Joël Delsaut dans un look à la John Goodman et Jean-Marc Barthélemy en Deschiens : deux frères, comme «deux faces d'une même tartine», en colère. (Photo : Ricardo Vaz Palma)

Quatre ans après La Reine de beauté de Leenane, le TOL s’approprie une autre pièce de Martin McDonagh, L’Ouest solitaire. Un nouveau drame rural inspiré de son inquiétante Irlande natale, entre humour et sauvagerie.

Osons, une fois n’est pas coutume, Michel Sardou en ouverture. Rappelez-vous ainsi cette phrase tirée d’un de ses tubes : «C’est, pour les vivants, un peu d’enfer, le Connemara…» L’auteur, Martin McDonagh, né de parents irlandais, vient de là-bas. Et bien qu’il ait grandi dans le sud de Londres, il n’a jamais été tendre avec cette région, qu’il retrouvait à un rythme régulier durant les vacances qu’il passait en famille, et qui a nourri son inspiration.
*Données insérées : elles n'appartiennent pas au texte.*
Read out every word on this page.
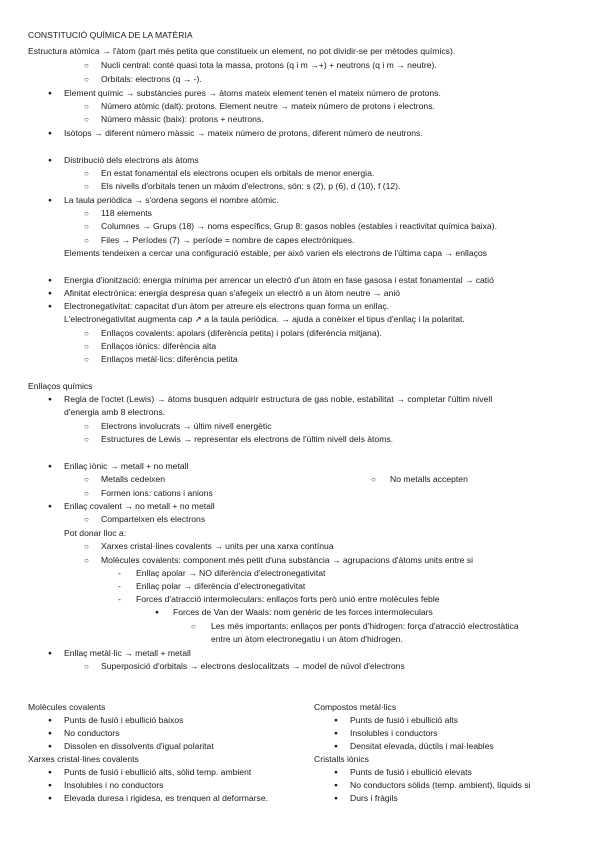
CONSTITUCIÓ QUÍMICA DE LA MATÈRIA
Estructura atòmica → l'àtom (part més petita que constitueix un element, no pot dividir-se per mètodes químics).
○
Nucli central: conté quasi tota la massa, protons (q i m →+) + neutrons (q i m → neutre).
○
Orbitals: electrons (q → -).
●
Element químic → substàncies pures → àtoms mateix element tenen el mateix número de protons.
○
Número atòmic (dalt): protons. Element neutre → mateix número de protons i electrons.
○
Número màssic (baix): protons + neutrons.
●
Isòtops → diferent número màssic → mateix número de protons, diferent número de neutrons.
●
Distribució dels electrons als àtoms
○
En estat fonamental els electrons ocupen els orbitals de menor energia.
○
Els nivells d'orbitals tenen un màxim d'electrons, són: s (2), p (6), d (10), f (12).
●
La taula periòdica → s'ordena segons el nombre atòmic.
○
118 elements
○
Columnes → Grups (18) → noms específics, Grup 8: gasos nobles (estables i reactivitat química baixa).
○
Files → Períodes (7) → període = nombre de capes electròniques.
Elements tendeixen a cercar una configuració estable, per això varien els electrons de l'última capa → enllaços
●
Energia d'ionització: energia mínima per arrencar un electró d'un àtom en fase gasosa i estat fonamental → catió
●
Afinitat electrònica: energia despresa quan s'afegeix un electró a un àtom neutre → anió
●
Electronegativitat: capacitat d'un àtom per atreure els electrons quan forma un enllaç.
L'electronegativitat augmenta cap ↗ a la taula periòdica. → ajuda a conèixer el tipus d'enllaç i la polaritat.
○
Enllaços covalents: apolars (diferència petita) i polars (diferència mitjana).
○
Enllaços iònics: diferència alta
○
Enllaços metàl·lics: diferència petita
Enllaços químics
●
Regla de l'octet (Lewis) → àtoms busquen adquirir estructura de gas noble, estabilitat → completar l'últim nivell
d'energia amb 8 electrons.
○
Electrons involucrats → últim nivell energètic
○
Estructures de Lewis → representar els electrons de l'últim nivell dels àtoms.
●
Enllaç iònic → metall + no metall
○
Metalls cedeixen
○	No metalls accepten
○
Formen ions: cations i anions
●
Enllaç covalent → no metall + no metall
○
Comparteixen els electrons
Pot donar lloc a:
○
Xarxes cristal·lines covalents → units per una xarxa contínua
○
Molècules covalents: component més petit d'una substància → agrupacions d'àtoms units entre si
-
Enllaç apolar → NO diferència d'electronegativitat
-
Enllaç polar → diferència d'electronegativitat
-
Forces d'atracció intermoleculars: enllaços forts però unió entre molècules feble
●
Forces de Van der Waals: nom genèric de les forces intermoleculars
○
Les més importants: enllaços per ponts d'hidrogen: força d'atracció electrostàtica
entre un àtom electronegatiu i un àtom d'hidrogen.
●
Enllaç metàl·lic → metall + metall
○
Superposició d'orbitals → electrons deslocalitzats → model de núvol d'electrons
Molècules covalents
●
Punts de fusió i ebullició baixos
●
No conductors
●
Dissolen en dissolvents d'igual polaritat
Xarxes cristal·lines covalents
●
Punts de fusió i ebullició alts, sòlid temp. ambient
●
Insolubles i no conductors
●
Elevada duresa i rigidesa, es trenquen al deformarse.
Compostos metàl·lics
●
Punts de fusió i ebullició alts
●
Insolubles i conductors
●
Densitat elevada, dúctils i mal·leables
Cristalls iònics
●
Punts de fusió i ebullició elevats
●
No conductors sòlids (temp. ambient), líquids si
●
Durs i fràgils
C’est là, en effet, en écoutant ses oncles et tantes, qu’il s’est familiarisé avec le parler et les mœurs de toute cette côte Ouest à la beauté sauvage, terre apparemment oubliée de tous, peuplée d’âmes errantes en quête d’un Eldorado qui ne vient jamais. Outre l’ambiance peu accueillante – et c’est peu dire! – qu’il décrit dans ses pièces (incestes, meurtres, suicides…), Martin McDonagh fait régulièrement dans le minimalisme. Trois ou quatre personnages tout au plus, pour des huis clos familiaux sans horizon ou l’horreur quotidienne cerclée d’un désert rural.
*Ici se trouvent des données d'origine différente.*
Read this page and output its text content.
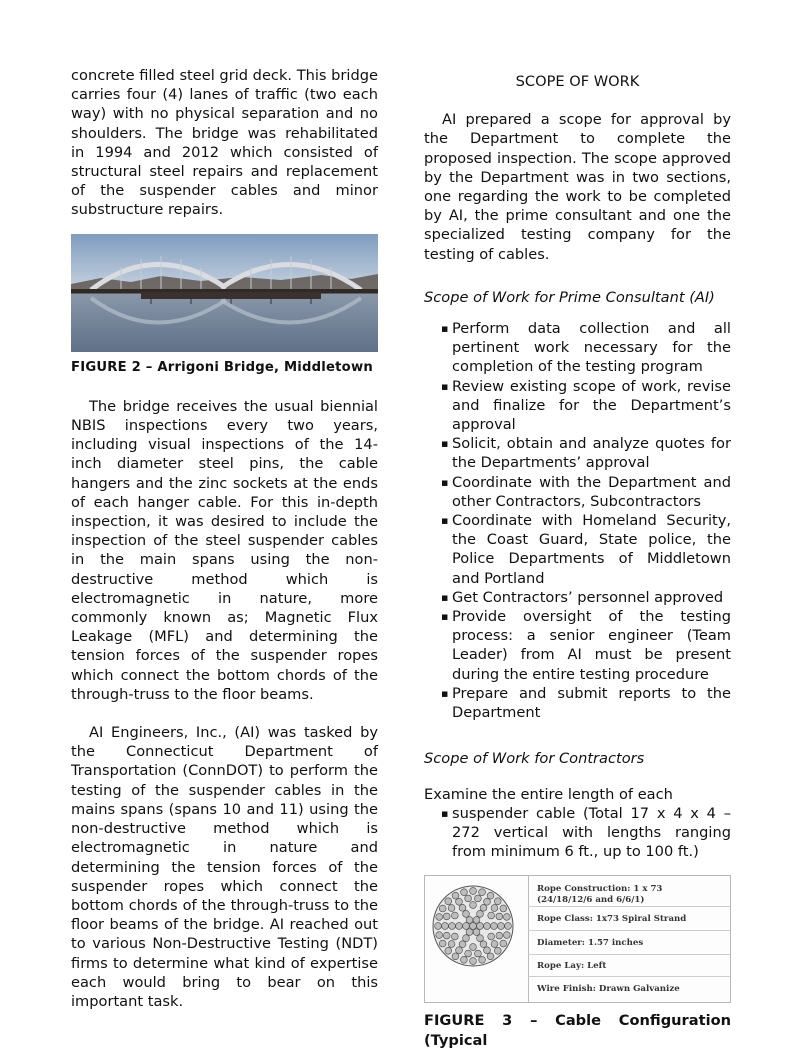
concrete filled steel grid deck. This bridge carries four (4) lanes of traffic (two each way) with no physical separation and no shoulders. The bridge was rehabilitated in 1994 and 2012 which consisted of structural steel repairs and replacement of the suspender cables and minor substructure repairs.

FIGURE 2 – Arrigoni Bridge, Middletown

The bridge receives the usual biennial NBIS inspections every two years, including visual inspections of the 14-inch diameter steel pins, the cable hangers and the zinc sockets at the ends of each hanger cable. For this in-depth inspection, it was desired to include the inspection of the steel suspender cables in the main spans using the non-destructive method which is electromagnetic in nature, more commonly known as; Magnetic Flux Leakage (MFL) and determining the tension forces of the suspender ropes which connect the bottom chords of the through-truss to the floor beams.

AI Engineers, Inc., (AI) was tasked by the Connecticut Department of Transportation (ConnDOT) to perform the testing of the suspender cables in the mains spans (spans 10 and 11) using the non-destructive method which is electromagnetic in nature and determining the tension forces of the suspender ropes which connect the bottom chords of the through-truss to the floor beams of the bridge. AI reached out to various Non-Destructive Testing (NDT) firms to determine what kind of expertise each would bring to bear on this important task.

SCOPE OF WORK

AI prepared a scope for approval by the Department to complete the proposed inspection. The scope approved by the Department was in two sections, one regarding the work to be completed by AI, the prime consultant and one the specialized testing company for the testing of cables.

Scope of Work for Prime Consultant (AI)
▪ Perform data collection and all pertinent work necessary for the completion of the testing program
▪ Review existing scope of work, revise and finalize for the Department’s approval
▪ Solicit, obtain and analyze quotes for the Departments’ approval
▪ Coordinate with the Department and other Contractors, Subcontractors
▪ Coordinate with Homeland Security, the Coast Guard, State police, the Police Departments of Middletown and Portland
▪ Get Contractors’ personnel approved
▪ Provide oversight of the testing process: a senior engineer (Team Leader) from AI must be present during the entire testing procedure
▪ Prepare and submit reports to the Department
Scope of Work for Contractors

Examine the entire length of each

▪ suspender cable (Total 17 x 4 x 4 – 272 vertical with lengths ranging from minimum 6 ft., up to 100 ft.)
Rope Construction: 1 x 73 (24/18/12/6 and 6/6/1)
Rope Class: 1x73 Spiral Strand
Diameter: 1.57 inches
Rope Lay: Left
Wire Finish: Drawn Galvanize
FIGURE 3 – Cable Configuration
(Typical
Déjà, dans La Reine de beauté de Leenane, en 2013 au TOL dans une mise en scène de Jérôme Varanfrain, il racontait l’histoire d’une mère et sa fille, la première dominant l’autre, dont l’équilibre pervers était bouleversé par l’arrivée d’un homme. Là, pour L’Ouest solitaire, signée Marion Poppenborg, il retourne le postulat et convoque deux frères, soudés par une haine solide, et eux aussi bouleversés par l’arrivée d’une figure de l’autre sexe. On trouve ainsi Coleman et Valene (joués par Joël Delsaut et Jean-Marc Barthélemy, ce dernier ayant proposé la pièce pour le TOL), désespérément seuls.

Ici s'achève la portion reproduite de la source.